Saturday, October 10, 2015

The Daughter

Simon Stone’s The Daughter is "inspired" by Ibsen’s The Wild Duck but it’s radically different. Stone gives the Danish Nietzschean tragedy a contemporary Australian setting with an upbeat spiritual ending.
The basic plot holds. A wealthy industrialist’s son Christian returns from self-exile for his father Henry’s marriage to his much younger housekeeper.  Christian’s mother killed herself over Henry’s affair with an earlier Housekeeper, Charlotte. Now Christian learns that Charlotte married his best friend Oliver who thinks the daughter Hedvig  she had by Henry is his. Whether out of bitter despair over his own romantic loss or out of wrong-headed idealism, Christian reveals the long buried secret. His friend is revulsed  by the wife and daughter he has so profoundly loved and rejects them. Hedvig shoots herself.
Stone makes significant changes. His Hedvig frees the duck that Henry had shot down and Hedvig and her grandfather Walter nurtured. Ibsen's Hedvig agrees to her father’s demand she put the duck out of its misery, then shoots herself instead. Stone’s Hedvig is herself a creature of nature. Her science fair project is a study of amino acids, in and beyond the human body. Her eagerness for sex confirms her natural appetite, as she invites both her young boyfriend and Christian. 
     Her sexual initiation in the forest is enigmatic. The boy had earlier postponed this First Time until her birthday. In the event, he -- as university registrars put it -- withdraws in good standing and runs off. Perhaps he felt guilty about not having told her his family was moving away. Perhaps her virginity -- she hurts, despite her claim to experience -- and the unaccustomed  condom embarrassed him with a premature ejaculation. In any case, the scene presents him as a modern, sensitive young man, The New Man, in contrast to the bullish self indulgence of Henry and his generation.
By renaming Ibsen’s Gregers Christian, Stone implies another contrast, between Henry’s pagan self indulgence and the new man of conscience. Christian urges Charlotte to reveal her secret to her husband: "The truth can’t hurt you." But this son can't escape his father’s hold, as his retreat to drink and drug reveals. Embittered that his woman has dumped him, Christian may not be as noble as he thinks when he shatters his old friend Oliver’s happy family. The destructive power of the father is visited upon the son, for all his moral pretensions.
Henry has ruined the family. He let his friend and partner Walter go to jail for their joint scheme. Giving him a pension and helping Oliver buy his modest house is scant compensation. But his destruction of the family is incomplete until his possibly well-meaning son shares his destructive truth. For that even Henry’s promise of a trust fund for Hedvig cannot compensate. 
The film’s last shot poses an ambiguity beyond the play’s solid suggestion that
Hedvig killed herself. The medic has said she has a chance. The last shot shows her in radiant close-up, eyes closed. Does she recover? Does she die? We’re left to our own conclusion. Modern audiences will leap to the hope of a conventional happy ending.

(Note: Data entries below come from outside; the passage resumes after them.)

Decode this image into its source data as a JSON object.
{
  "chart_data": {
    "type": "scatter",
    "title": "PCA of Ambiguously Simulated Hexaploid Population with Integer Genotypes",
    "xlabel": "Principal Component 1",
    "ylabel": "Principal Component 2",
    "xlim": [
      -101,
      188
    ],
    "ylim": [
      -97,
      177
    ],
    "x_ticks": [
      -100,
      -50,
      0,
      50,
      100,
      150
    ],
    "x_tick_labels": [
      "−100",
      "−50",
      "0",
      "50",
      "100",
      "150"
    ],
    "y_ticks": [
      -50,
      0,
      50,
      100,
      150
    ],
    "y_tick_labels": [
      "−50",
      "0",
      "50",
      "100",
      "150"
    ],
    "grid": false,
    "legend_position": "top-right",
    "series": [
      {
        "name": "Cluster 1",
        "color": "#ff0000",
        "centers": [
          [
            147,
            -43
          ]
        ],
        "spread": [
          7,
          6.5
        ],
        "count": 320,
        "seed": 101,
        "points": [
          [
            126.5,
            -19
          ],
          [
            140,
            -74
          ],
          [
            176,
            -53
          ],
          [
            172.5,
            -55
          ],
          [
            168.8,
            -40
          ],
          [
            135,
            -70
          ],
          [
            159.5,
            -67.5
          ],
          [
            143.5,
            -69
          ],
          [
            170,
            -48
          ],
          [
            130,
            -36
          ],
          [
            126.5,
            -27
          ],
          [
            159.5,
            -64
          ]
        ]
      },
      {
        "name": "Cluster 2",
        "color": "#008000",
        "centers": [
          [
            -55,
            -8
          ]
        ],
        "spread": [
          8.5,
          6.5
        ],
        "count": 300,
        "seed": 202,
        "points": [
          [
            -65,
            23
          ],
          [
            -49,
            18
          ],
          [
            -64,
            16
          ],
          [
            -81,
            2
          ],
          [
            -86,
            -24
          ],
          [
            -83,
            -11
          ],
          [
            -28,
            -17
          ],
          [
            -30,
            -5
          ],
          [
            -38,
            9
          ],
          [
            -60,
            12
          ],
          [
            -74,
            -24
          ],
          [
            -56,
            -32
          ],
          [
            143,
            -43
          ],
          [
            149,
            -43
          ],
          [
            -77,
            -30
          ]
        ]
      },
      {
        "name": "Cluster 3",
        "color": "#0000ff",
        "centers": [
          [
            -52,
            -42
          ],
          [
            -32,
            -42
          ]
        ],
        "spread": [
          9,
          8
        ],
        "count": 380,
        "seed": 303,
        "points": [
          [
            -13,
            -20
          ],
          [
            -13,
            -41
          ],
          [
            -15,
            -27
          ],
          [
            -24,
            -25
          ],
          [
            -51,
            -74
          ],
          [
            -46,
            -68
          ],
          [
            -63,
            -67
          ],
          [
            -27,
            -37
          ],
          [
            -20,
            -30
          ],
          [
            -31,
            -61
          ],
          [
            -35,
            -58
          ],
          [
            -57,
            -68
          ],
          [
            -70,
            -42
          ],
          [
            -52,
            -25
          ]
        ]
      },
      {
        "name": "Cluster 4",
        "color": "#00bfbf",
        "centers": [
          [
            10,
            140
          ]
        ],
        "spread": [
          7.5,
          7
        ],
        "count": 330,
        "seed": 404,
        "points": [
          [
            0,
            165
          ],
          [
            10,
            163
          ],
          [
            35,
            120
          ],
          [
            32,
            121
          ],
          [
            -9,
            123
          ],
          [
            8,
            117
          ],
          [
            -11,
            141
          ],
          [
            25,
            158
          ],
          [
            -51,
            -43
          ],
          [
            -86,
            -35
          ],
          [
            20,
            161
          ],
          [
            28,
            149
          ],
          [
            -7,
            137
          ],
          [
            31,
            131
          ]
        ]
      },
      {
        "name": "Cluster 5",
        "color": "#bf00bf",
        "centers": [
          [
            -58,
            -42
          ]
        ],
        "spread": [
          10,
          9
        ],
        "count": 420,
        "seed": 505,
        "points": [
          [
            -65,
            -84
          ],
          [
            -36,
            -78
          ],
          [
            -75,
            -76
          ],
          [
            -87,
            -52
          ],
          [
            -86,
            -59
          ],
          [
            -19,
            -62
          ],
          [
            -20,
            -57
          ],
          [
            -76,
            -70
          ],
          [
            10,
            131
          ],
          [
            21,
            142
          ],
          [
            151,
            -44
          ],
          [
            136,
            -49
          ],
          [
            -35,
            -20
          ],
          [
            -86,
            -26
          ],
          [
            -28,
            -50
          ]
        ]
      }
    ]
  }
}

     But Stone directs us to a more complex conclusion. The radiance makes her appear angelic, confirmed by the religious chorale. The implication is that she dies but in a transcendent way. She returns to her quintessential unity with wild ducks, animal appetites and amino acids. Her wounding has shaken her effective father out of his mad self denial, so he resumes his love for her and his wife. And she is finally freed from her brute father Henry’s clutch.
     In this delicate balance Stone respects Ibsen’s tragic vision but allows for the alternative encouragement, the view that we don’t live in an uncaring brutal universe but in a world of material and spiritual interconnection.